Çekirdek, Linux/GNU işletim sisteminlerinin ana bileşeni ve Linux olarak adlandırılan parçasıdır. Bilgisayarın donanım ile ilgili süreçlerini yönetir. Kısacası yazılım ile donanımı birbirine bağlayan köprü görevi görmektedir. Bu çekirdeğin bu kadar önemli olmasının sebebi ise diğer ticari çekirdeklerden farklı olarak özgür olmasıdır.
Linux/GNU işletim sisteminde kullandığımız mevcut çekirdek sürümüne aşağıdaki komutlardan biri ile bakabiliriz.
Kabuk (shell), bir işletim sistemi için bilgisayarı kullanabilmek adına; kullanıcı ile çekirdek arasında haberleşmeyi sağlayan ortama verilen addır. Kullanıcı tarafından kabuk üzerinden gönderilen komutlar, sistem çağrıları vasıtasıyla çekirdeğe ulaşarak işlenmektedir. Tabi ki bir çok durumda kabuk üzerinde de işlemler yapılabilmektedir.
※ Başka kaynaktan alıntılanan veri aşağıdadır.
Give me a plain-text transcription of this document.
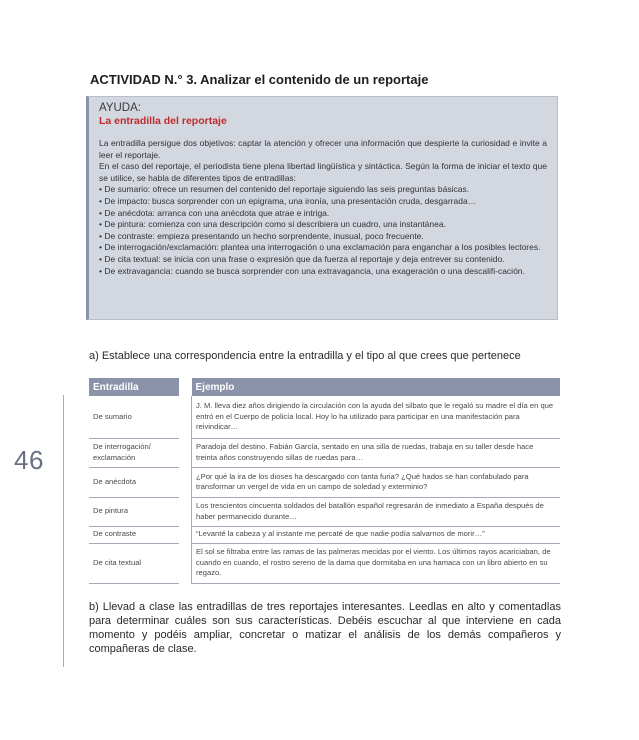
46
ACTIVIDAD N.° 3. Analizar el contenido de un reportaje
AYUDA:
La entradilla del reportaje

La entradilla persigue dos objetivos: captar la atención y ofrecer una información que despierte la curiosidad e invite a leer el reportaje.

En el caso del reportaje, el periodista tiene plena libertad lingüística y sintáctica. Según la forma de iniciar el texto que se utilice, se habla de diferentes tipos de entradillas:

• De sumario: ofrece un resumen del contenido del reportaje siguiendo las seis preguntas básicas.

• De impacto: busca sorprender con un epigrama, una ironía, una presentación cruda, desgarrada…

• De anécdota: arranca con una anécdota que atrae e intriga.

• De pintura: comienza con una descripción como si describiera un cuadro, una instantánea.

• De contraste: empieza presentando un hecho sorprendente, inusual, poco frecuente.

• De interrogación/exclamación: plantea una interrogación o una exclamación para enganchar a los posibles lectores.

• De cita textual: se inicia con una frase o expresión que da fuerza al reportaje y deja entrever su contenido.

• De extravagancia: cuando se busca sorprender con una extravagancia, una exageración o una descalifi-cación.

a) Establece una correspondencia entre la entradilla y el tipo al que crees que pertenece
Entradilla		Ejemplo
De sumario		J. M. lleva diez años dirigiendo la circulación con la ayuda del silbato que le regaló su madre el día en que entró en el Cuerpo de policía local. Hoy lo ha utilizado para participar en una manifestación para reivindicar…
De interrogación/ exclamación		Paradoja del destino. Fabián García, sentado en una silla de ruedas, trabaja en su taller desde hace treinta años construyendo sillas de ruedas para…
De anécdota		¿Por qué la ira de los dioses ha descargado con tanta furia? ¿Qué hados se han confabulado para transformar un vergel de vida en un campo de soledad y exterminio?
De pintura		Los trescientos cincuenta soldados del batallón español regresarán de inmediato a España después de haber permanecido durante…
De contraste		“Levanté la cabeza y al instante me percaté de que nadie podía salvarnos de morir…”
De cita textual		El sol se filtraba entre las ramas de las palmeras mecidas por el viento. Los últimos rayos acariciaban, de cuando en cuando, el rostro sereno de la dama que dormitaba en una hamaca con un libro abierto en su regazo.
b) Llevad a clase las entradillas de tres reportajes interesantes. Leedlas en alto y comentadlas para determinar cuáles son sus características. Debéis escuchar al que interviene en cada momento y podéis ampliar, concretar o matizar el análisis de los demás compañeros y compañeras de clase.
GNU/Linux sistemlerde bir çok kabuk bulunmaktadır. Genellikle BASH, SH ve ZSH kabukları ile karşılaşmış olma ihtimaliniz oldukça yüksektir. Mecut GNU/Linux dağıtımında yüklü gelen kabuklar, /etc/shells dosyasında yazmaktadır.
Sisteme giriş yapmış her kullanıcı için bir kabuk programı çalışır. Çalışan kabuk kullanıcın bir komut girmesini bekler, kumutu yorumlayarak gerekli programları çalıştırır ve programın sonlanmasını bekler.
Bunun yanında herhangi bir betik programlama dilinin kendine özgü kabukları da bulunmaktadır. Bunlara basit örnekler vermemiz gerekirse Python ve PHP diyebiliriz.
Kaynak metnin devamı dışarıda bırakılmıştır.